5. La circonstance, à la supposer établie, que Mme A aurait été maintenue en activité au-delà de la limite d’âge, irrégulièrement, ainsi que l’oppose la Caisse des dépôts et consignations, est sans incidence. Pas davantage n’a d’incidence la circonstance que Mme A avait déjà atteint le nombre de trimestres nécessaires pour obtenir le pourcentage maximum de la pension lorsque la collectivité employeur a pris la décision de la maintenir dans ses fonctions. Il s’ensuit qu’en refusant de prendre en compte le placement en congé maladie de Mme A du 10 au 31 août 2022 au titre de service effectif, la CNRACL a entaché sa décision d’une erreur de qualification juridique des faits et d’une erreur de droit au regard des dispositions précitées.
6. Il résulte de ce qui précède, sans qu’il soit besoin d’examiner l’autre moyen de la requête, que Mme A est fondée à demander l’annulation de la décision du 30 septembre 2022 émanant de la CNRACL. Cette annulation ne fait pas obstacle à ce que la Caisse des dépôts et consignations, gestionnaire de la CNRACL, demande à l’ancien employeur de Mme A, le centre hospitalier intercommunal Toulon-La Seyne-sur-Mer, de réparer son préjudice lié au versement d’une pension de retraite tenant compte de l’avancement au 8ème échelon du grade de sage-femme de l’intéressée, si la Caisse se croit fondée à faire valoir le caractère illégal du maintien en activité d’un agent placé en congé maladie.

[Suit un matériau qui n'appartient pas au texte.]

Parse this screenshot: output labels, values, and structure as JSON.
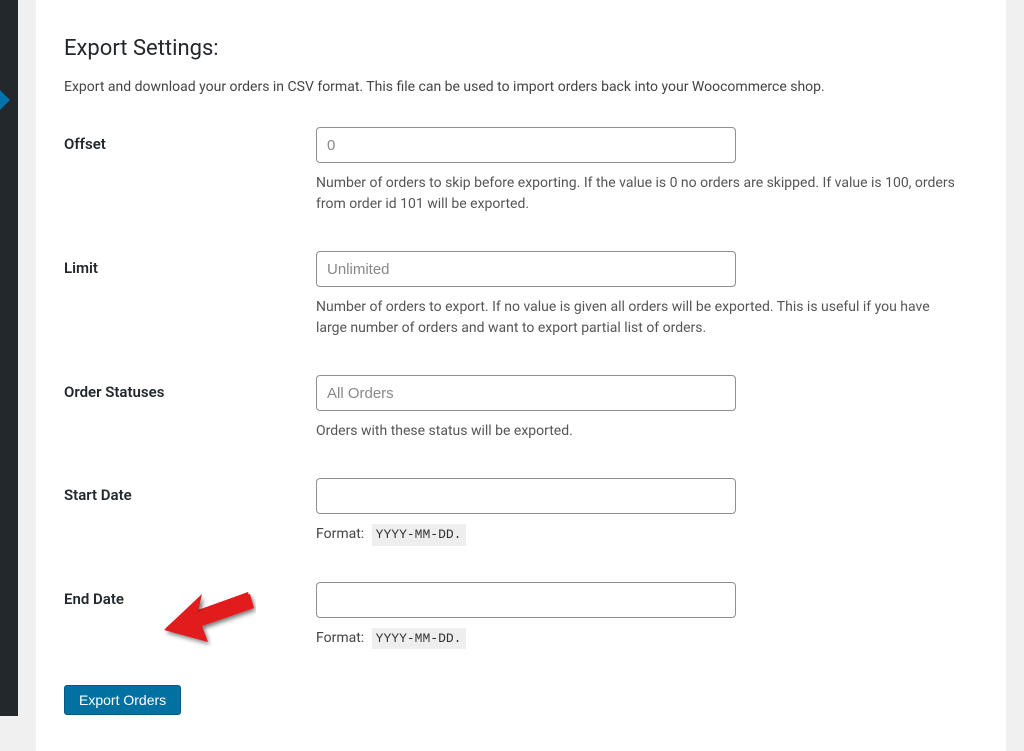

Sur les conclusions à fins d’injonction :
7. Le présent jugement implique nécessairement qu’il soit enjoint à la CNRACL de procéder à la révision de sa pension de retraite et de la rétablir dans ses droits à compter du 1er septembre 2022 en tenant compte, pour le calcul de sa pension, de sa promotion au 8ème échelon de son grade, dans un délai de trois mois à compter de la notification du présent jugement, sans qu’il soit nécessaire de prononcer une astreinte.
Sur les frais liés à l’instance :
8. Il y a lieu de mettre à la charge de la CNRACL une somme de 2 000 euros à verser à Mme A sur le fondement des dispositions de l’article L.761-1 du code de justice administrative.
D E C I D E:
Article 1er : La décision du 30 septembre 2022 de la CNRACL est annulée.
Article 2 : Il est enjoint à la CNRACL de procéder à la révision de la pension de retraite de Mme A et de la rétablir dans ses droits à compter du 1er septembre 2022 en tenant compte, pour le calcul de sa pension, de sa promotion au 8ème échelon de son grade, dans un délai de trois mois à compter de la notification du présent jugement.
Article 3 : La CNRACL versera une somme de 2 000 euros en application des dispositions de l’article L.761-1 du code de justice administrative.
Article 4 : Le surplus des conclusions de la requête est rejeté.
Article 5 : Le présent jugement sera notifié à Mme B A et à la caisse nationale de retraite des agents des collectivités locales.
Rendu public par mise à disposition au greffe le 18 septembre 2025.
Le magistrat désigné,
Signé
JF. SAUTON
La greffière,
Signé
I. REZOUG
La République mande et ordonne au préfet du Var en ce qui le concerne ou à tous commissaires de justice à ce requis en ce qui concerne les voies de droit commun contre les parties privées, de pourvoir à l’exécution de la présente décision.